Not surprisingly, public health gurus have been battling nicotine largely by banning smoking. Again not surprisingly, smoking is down, particularly among teenagers in the United States. What is an entrepreneurial giant to do?

Philip Morris hit upon a solution: Make inhalers. The legions of people with breathing problems (many because of secondhand smoke, or lifetimes of smoking) rely on inhalers, but those are not optimal delivery tools. Depending on the person's skill, the inhaler may inhale only a fraction of the medication. So Philip Morris wants to make super-duper devices.

Of course, public health gurus are appalled: Dr. Doom is morphing into Dr. Kildare. What chutzpah!

But Philip Morris does know how to get stuff efficiently into lungs. And these super-duper devices may help a lot of people. So it gets third runner-up.

 

Second runner-up: pharmaceutical-funded charities

How marvelous that pharmaceutical companies help the uninsured get their medications! Surely those companies belong in a Philanthropist Hall of Fame, not the Chutzpah one.

Yet consider the mechanism of that philanthropy, as detailed in the Wall Street Journal (Dec. 1, 2005). A company donates to a nonprofit foundation to pay for the health insurance of somebody who is sick and uninsured, and who needs a very expensive drug regimen. The pharmaceutical donor may contribute as much as $6,000 a year to pay the insurance tab. How generous! Yet in return the donor may net as much as $50,00 a year, when the insurer picks up the tab for a costly regimen. Philanthropy helps not just the recipient, but the donor. The donor shows a net return on the investment/gift. Just as crucially, that gift helps the company maintain high drug prices -- which consumers ultimately pay for via premiums.

Charities can mask self-interested motives -- whether via support for the executives and consultants who make their living by promoting the cause (such as Bill Frist's AIDS charity, World of Hope, as described by Associated Press Dec. 17), or support for political causes (such as the DeLay/Native American imbroglio). The pharmaceutical companies that profit from their largesse are following a tradition.

Since these charities do help sick Americans get insurance, though, the chutzpah has a beneficent component. The companies get second runner-up.

 

First runner-up: Bush administration, for melding science, religion

Science is messy -- a process of trial and error, with hypotheses begetting more hypotheses. And scientists often disagree.
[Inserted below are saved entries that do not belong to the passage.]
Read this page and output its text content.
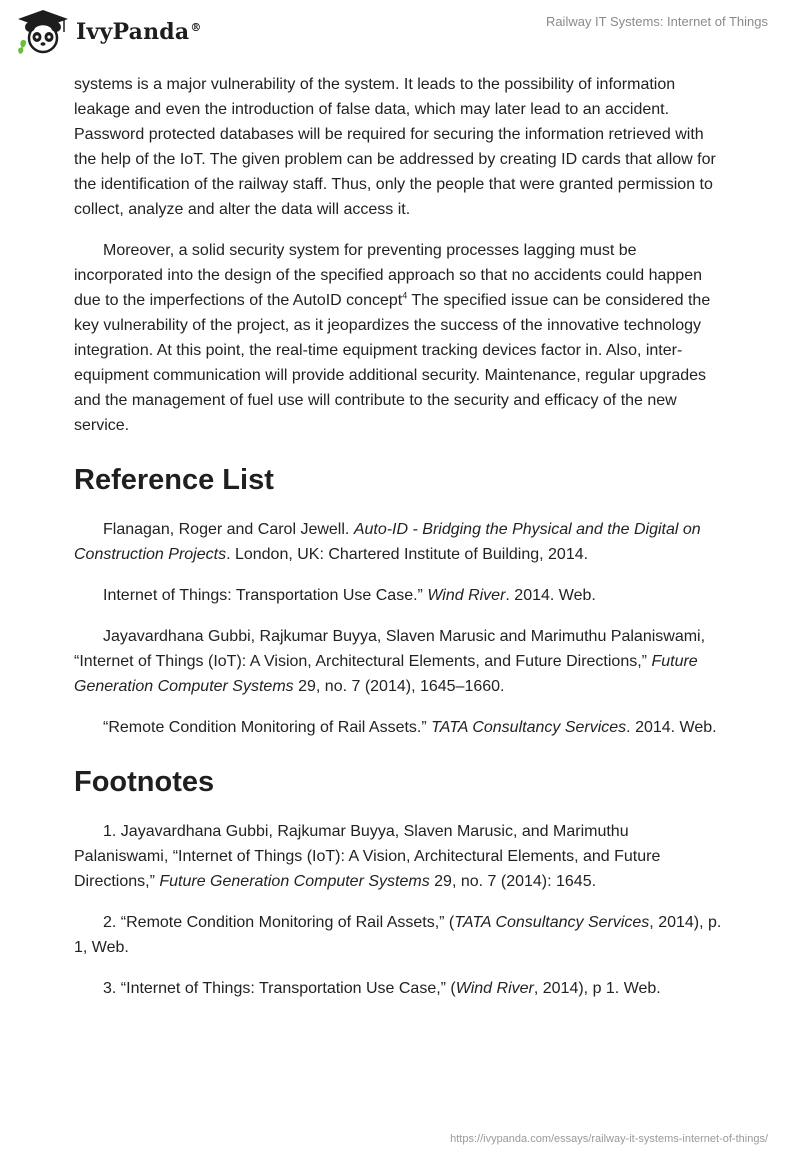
IvyPanda®	Railway IT Systems: Internet of Things

systems is a major vulnerability of the system. It leads to the possibility of information leakage and even the introduction of false data, which may later lead to an accident. Password protected databases will be required for securing the information retrieved with the help of the IoT. The given problem can be addressed by creating ID cards that allow for the identification of the railway staff. Thus, only the people that were granted permission to collect, analyze and alter the data will access it.

Moreover, a solid security system for preventing processes lagging must be incorporated into the design of the specified approach so that no accidents could happen due to the imperfections of the AutoID concept$^4$ The specified issue can be considered the key vulnerability of the project, as it jeopardizes the success of the innovative technology integration. At this point, the real-time equipment tracking devices factor in. Also, inter-equipment communication will provide additional security. Maintenance, regular upgrades and the management of fuel use will contribute to the security and efficacy of the new service.

Reference List

Flanagan, Roger and Carol Jewell. Auto-ID - Bridging the Physical and the Digital on Construction Projects. London, UK: Chartered Institute of Building, 2014.

Internet of Things: Transportation Use Case.” Wind River. 2014. Web.

Jayavardhana Gubbi, Rajkumar Buyya, Slaven Marusic and Marimuthu Palaniswami, “Internet of Things (IoT): A Vision, Architectural Elements, and Future Directions,” Future Generation Computer Systems 29, no. 7 (2014), 1645–1660.

“Remote Condition Monitoring of Rail Assets.” TATA Consultancy Services. 2014. Web.

Footnotes

1. Jayavardhana Gubbi, Rajkumar Buyya, Slaven Marusic, and Marimuthu Palaniswami, “Internet of Things (IoT): A Vision, Architectural Elements, and Future Directions,” Future Generation Computer Systems 29, no. 7 (2014): 1645.

2. “Remote Condition Monitoring of Rail Assets,” (TATA Consultancy Services, 2014), p. 1, Web.

3. “Internet of Things: Transportation Use Case,” (Wind River, 2014), p 1. Web.

https://ivypanda.com/essays/railway-it-systems-internet-of-things/
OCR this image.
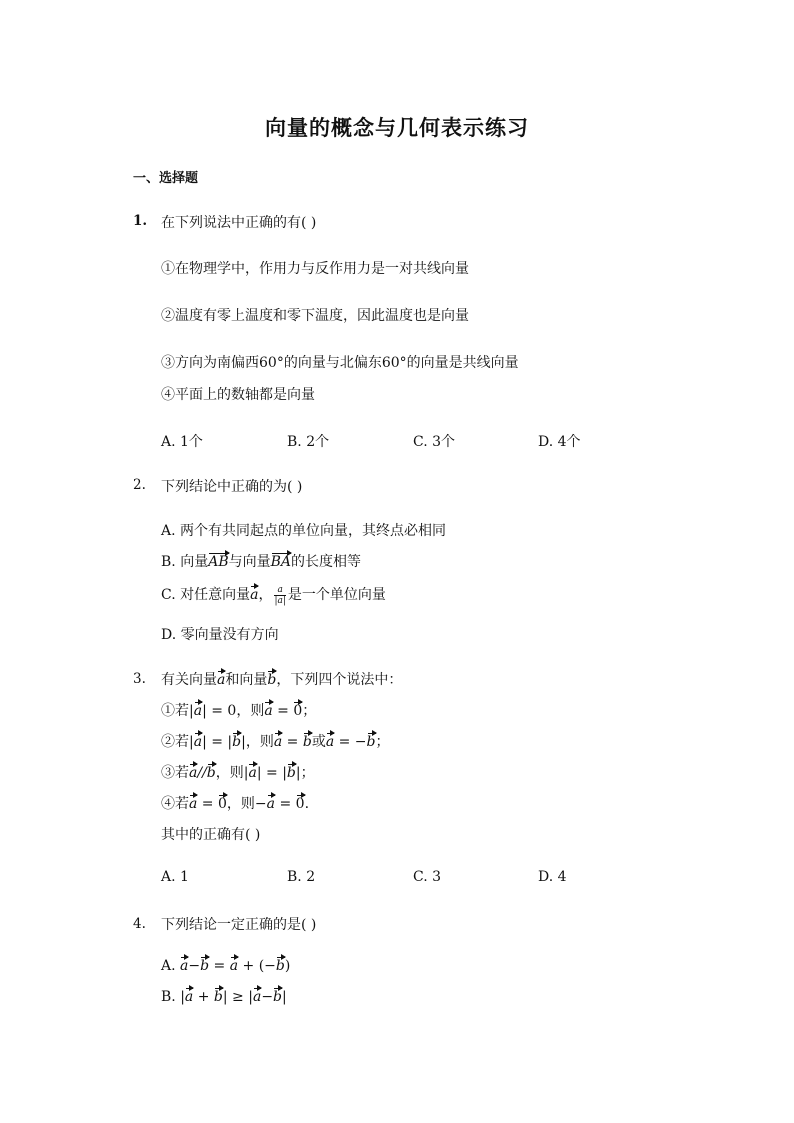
向量的概念与几何表示练习
一、选择题
1. 在下列说法中正确的有( )
①在物理学中，作用力与反作用力是一对共线向量
②温度有零上温度和零下温度，因此温度也是向量
③方向为南偏西60°的向量与北偏东60°的向量是共线向量
④平面上的数轴都是向量
A. 1个	B. 2个	C. 3个	D. 4个
2. 下列结论中正确的为( )
A. 两个有共同起点的单位向量，其终点必相同
B. 向量AB与向量BA的长度相等
C. 对任意向量a， $\frac{a}{|a|}$ 是一个单位向量
D. 零向量没有方向
3. 有关向量a和向量b，下列四个说法中：
①若|a| = 0，则a = 0；
②若|a| = |b|，则a = b或a = −b；
③若a//b，则|a| = |b|；
④若a = 0，则−a = 0.
其中的正确有( )
A. 1	B. 2	C. 3	D. 4
4. 下列结论一定正确的是( )
A. a−b = a + (−b)
B. |a + b| ≥ |a−b|
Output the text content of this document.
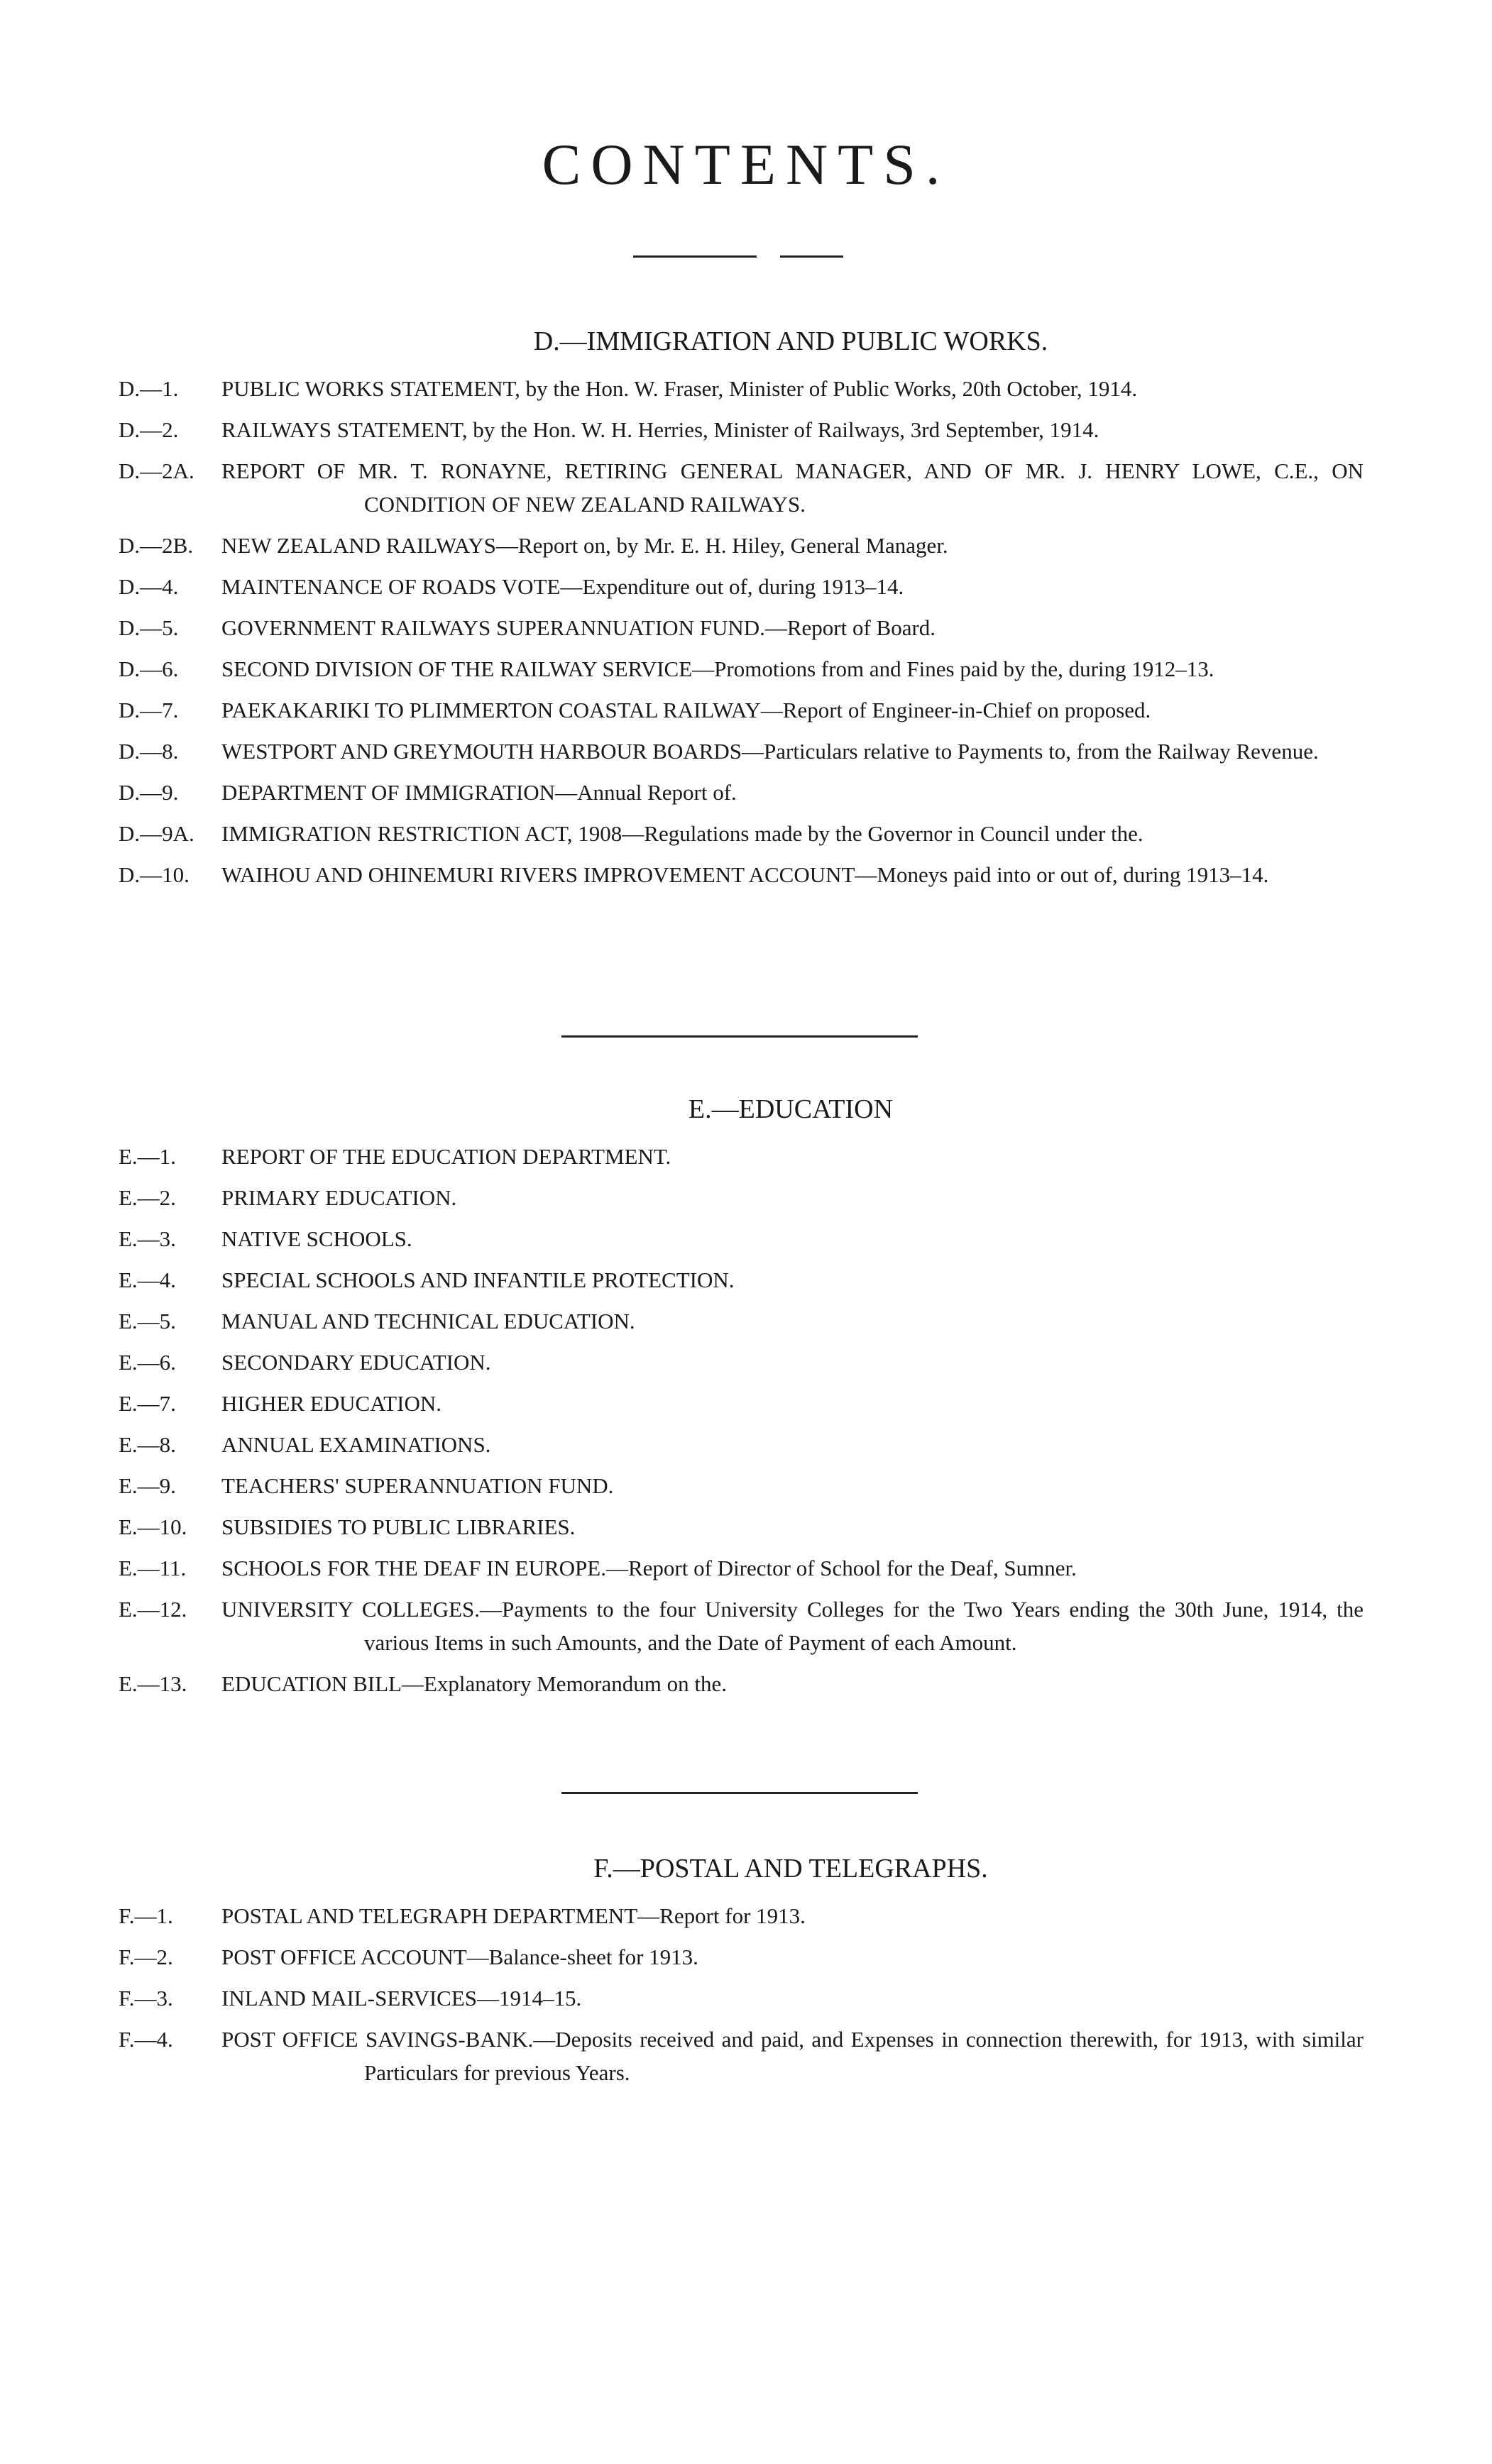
CONTENTS.
D.—IMMIGRATION AND PUBLIC WORKS.
D.—1.	PUBLIC WORKS STATEMENT, by the Hon. W. Fraser, Minister of Public Works, 20th October, 1914.
D.—2.	RAILWAYS STATEMENT, by the Hon. W. H. Herries, Minister of Railways, 3rd September, 1914.
D.—2A.	REPORT OF MR. T. RONAYNE, RETIRING GENERAL MANAGER, AND OF MR. J. HENRY LOWE, C.E., ON CONDITION OF NEW ZEALAND RAILWAYS.
D.—2B.	NEW ZEALAND RAILWAYS—Report on, by Mr. E. H. Hiley, General Manager.
D.—4.	MAINTENANCE OF ROADS VOTE—Expenditure out of, during 1913–14.
D.—5.	GOVERNMENT RAILWAYS SUPERANNUATION FUND.—Report of Board.
D.—6.	SECOND DIVISION OF THE RAILWAY SERVICE—Promotions from and Fines paid by the, during 1912–13.
D.—7.	PAEKAKARIKI TO PLIMMERTON COASTAL RAILWAY—Report of Engineer-in-Chief on proposed.
D.—8.	WESTPORT AND GREYMOUTH HARBOUR BOARDS—Particulars relative to Payments to, from the Railway Revenue.
D.—9.	DEPARTMENT OF IMMIGRATION—Annual Report of.
D.—9A.	IMMIGRATION RESTRICTION ACT, 1908—Regulations made by the Governor in Council under the.
D.—10.	WAIHOU AND OHINEMURI RIVERS IMPROVEMENT ACCOUNT—Moneys paid into or out of, during 1913–14.
E.—EDUCATION
E.—1.	REPORT OF THE EDUCATION DEPARTMENT.
E.—2.	PRIMARY EDUCATION.
E.—3.	NATIVE SCHOOLS.
E.—4.	SPECIAL SCHOOLS AND INFANTILE PROTECTION.
E.—5.	MANUAL AND TECHNICAL EDUCATION.
E.—6.	SECONDARY EDUCATION.
E.—7.	HIGHER EDUCATION.
E.—8.	ANNUAL EXAMINATIONS.
E.—9.	TEACHERS' SUPERANNUATION FUND.
E.—10.	SUBSIDIES TO PUBLIC LIBRARIES.
E.—11.	SCHOOLS FOR THE DEAF IN EUROPE.—Report of Director of School for the Deaf, Sumner.
E.—12.	UNIVERSITY COLLEGES.—Payments to the four University Colleges for the Two Years ending the 30th June, 1914, the various Items in such Amounts, and the Date of Payment of each Amount.
E.—13.	EDUCATION BILL—Explanatory Memorandum on the.
F.—POSTAL AND TELEGRAPHS.
F.—1.	POSTAL AND TELEGRAPH DEPARTMENT—Report for 1913.
F.—2.	POST OFFICE ACCOUNT—Balance-sheet for 1913.
F.—3.	INLAND MAIL-SERVICES—1914–15.
F.—4.	POST OFFICE SAVINGS-BANK.—Deposits received and paid, and Expenses in connection therewith, for 1913, with similar Particulars for previous Years.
So the federal government, which funds most research, relies on teams, often contentious ones, of experts for guidance.

The Bush administration has larded those teams with people who spurn the scientific method, relying on their interpretation of Divine Will to settle thorny questions. Should we allow stem cell research in labs? The morning-after contraceptive pill in pharmacies? Charles Darwin in biology texts? Look at the governmental edicts, and then look at some of the people behind those edicts. Those bureaucrats and appointees may be well-meaning advocates of their world-view, but they are not primarily scientists. Investing them with the authority to make decisions vis-a-vis science is like putting scientists in charge of religious synods.

Yet, if science is messy, so is democracy, and these bureaucrats and appointees come out of the democratic process. So this chutzpah doesn't take the prize.

Winner: States

States take the prize for their use of tobacco settlement money.

Remember the mega-million-dollar tobacco case settlement? States claimed that decades of smoking had made citizens sicker and that tobacco companies should pay up. Moribund witnesses and distraught families testified. The settlement was supposed to shore up services for ex-smokers, to deter would-be smokers, to pay for health care. That was the logical, expected benefit.

Last year states collected $21.3 billion from the 1998 settlement and state tobacco taxes; states spent $551 million on health care. Most of that money went for construction and capital campaigns, and to relieve strained budgets. No enhanced health care for anybody. That is chutzpah.